Foster, along with her husband, began stirring up local interest in the event this summer. Participating groups and individuals now include the American Diabetes Association, Athletic Shoes, California Diabetes Program, Diabetes Hands Foundation, Dogs4Diabetics, Ellis Creek Water Recycling Facility, impulso, iWalk, Juvenile Diabetes Research Foundation International, Kaiser Permanente, Medtronic Cardiovascular Indian Resource Group, Northern California Center for Well-Being, Northern California Medical Associates, Petaluma Health Center, Petaluma Bounty, Petaluma Post, Petaluma Wetlands Alliance, Phoenix Theater, Rebuilding Together Petaluma, Sonoma County Shockers, Verihealth, Dr. David A. Chappell, Dr. Harendra K. Punatar, Mayor Pam Torliatt and Congresswoman Lynn Woolsey.
Also, the city of Petaluma is issuing a proclamation stating that Nov. 14 is World Diabetes Day.
Petaluma City Councilmember Tiffany Renée is enthusiastically supporting the event.
“When Genevieve Foster contacted me about World Diabetes Day, I was very enthusiastic because it affects my family,” she wrote in an e-mail to the Argus-Courier. “My daughter’s family suffers from diabetes. My good friend and their uncle, Bill Marcus, a former deputy attorney in the state Attorney General’s Office, died from diabetes complications recently. He waited for nearly a decade for a kidney transplant, having dialysis twice a week.
“As a Latina parent, I have struggled to instill my culture in our children while also learning what causes diabetes and making changes to the traditional recipes for our meals. It hasn’t been easy. My eldest daughter has had symptoms of diabetes since she was little. And now, as an adult, I am concerned for her health in the face of this disease. And having seen it’s devastating affects on her uncle, like losing toes and becoming unable to walk, I know the disease weighs on her, as well.”
Each year, cities throughout the world celebrate World Diabetes Day on Nov. 14. The date was chosen because it is the birthday of Sir Frederick Grant Banting, a Canadian physician and scientist who lived from 1891 to 1941 and was a co-discoverer of insulin.
Cities celebrate World Diabetes Day in many ways, and in Northern California, lighting ceremonies have been popular. Foster chose a walk because walking is one of the main ways to help prevent and contain the disease.
“It will be a casual walk, in which we will sometimes stop and talk,” she said.

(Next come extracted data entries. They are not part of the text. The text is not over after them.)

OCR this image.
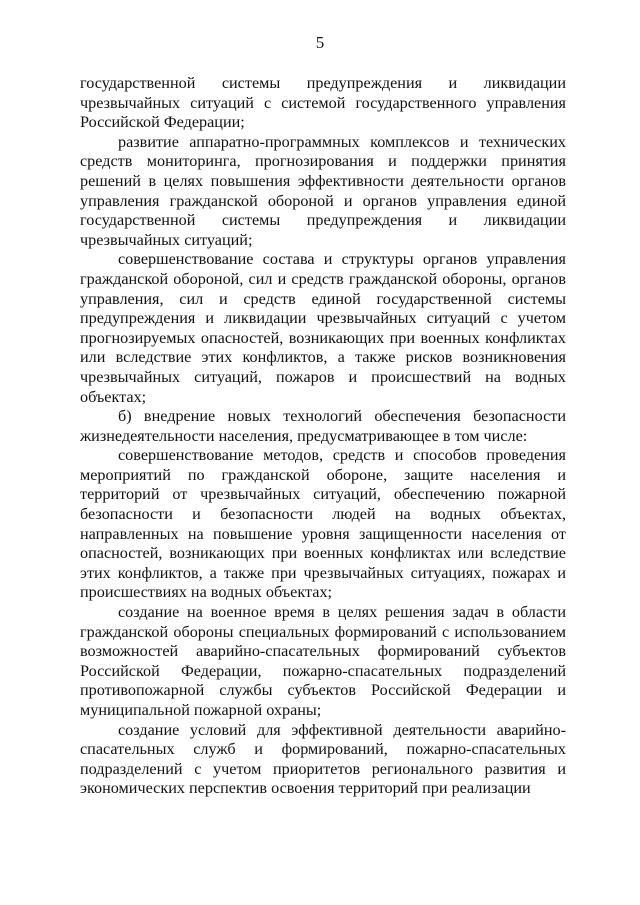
5

государственной системы предупреждения и ликвидации чрезвычайных ситуаций с системой государственного управления Российской Федерации;

развитие аппаратно-программных комплексов и технических средств мониторинга, прогнозирования и поддержки принятия решений в целях повышения эффективности деятельности органов управления гражданской обороной и органов управления единой государственной системы предупреждения и ликвидации чрезвычайных ситуаций;

совершенствование состава и структуры органов управления гражданской обороной, сил и средств гражданской обороны, органов управления, сил и средств единой государственной системы предупреждения и ликвидации чрезвычайных ситуаций с учетом прогнозируемых опасностей, возникающих при военных конфликтах или вследствие этих конфликтов, а также рисков возникновения чрезвычайных ситуаций, пожаров и происшествий на водных объектах;

б) внедрение новых технологий обеспечения безопасности жизнедеятельности населения, предусматривающее в том числе:

совершенствование методов, средств и способов проведения мероприятий по гражданской обороне, защите населения и территорий от чрезвычайных ситуаций, обеспечению пожарной безопасности и безопасности людей на водных объектах, направленных на повышение уровня защищенности населения от опасностей, возникающих при военных конфликтах или вследствие этих конфликтов, а также при чрезвычайных ситуациях, пожарах и происшествиях на водных объектах;

создание на военное время в целях решения задач в области гражданской обороны специальных формирований с использованием возможностей аварийно-спасательных формирований субъектов Российской Федерации, пожарно-спасательных подразделений противопожарной службы субъектов Российской Федерации и муниципальной пожарной охраны;

создание условий для эффективной деятельности аварийно-спасательных служб и формирований, пожарно-спасательных подразделений с учетом приоритетов регионального развития и экономических перспектив освоения территорий при реализации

The walk will last about one hour, and people who arrive before it will be able to have glucose testing. Wellness information tables also will be set up, and at 11 a.m., participants will gather for a special ceremony in which they form a human circle to show unity in the battle against diabetes.
Worldwide, one of the goals of World Diabetes Day is to create and sustain long-term partnerships with health-care providers and community members. Foster hopes that the event will be held annually in Petaluma.
“But my husband and I claim no ownership of it,” she said. “We want to help educate people about diabetes. People often develop diabetes due to lack of activity, and because of eating prepared, rather than fresh, foods. There is no cure for it, but it is a controllable disease: People need to improve their mobility and nutrition.”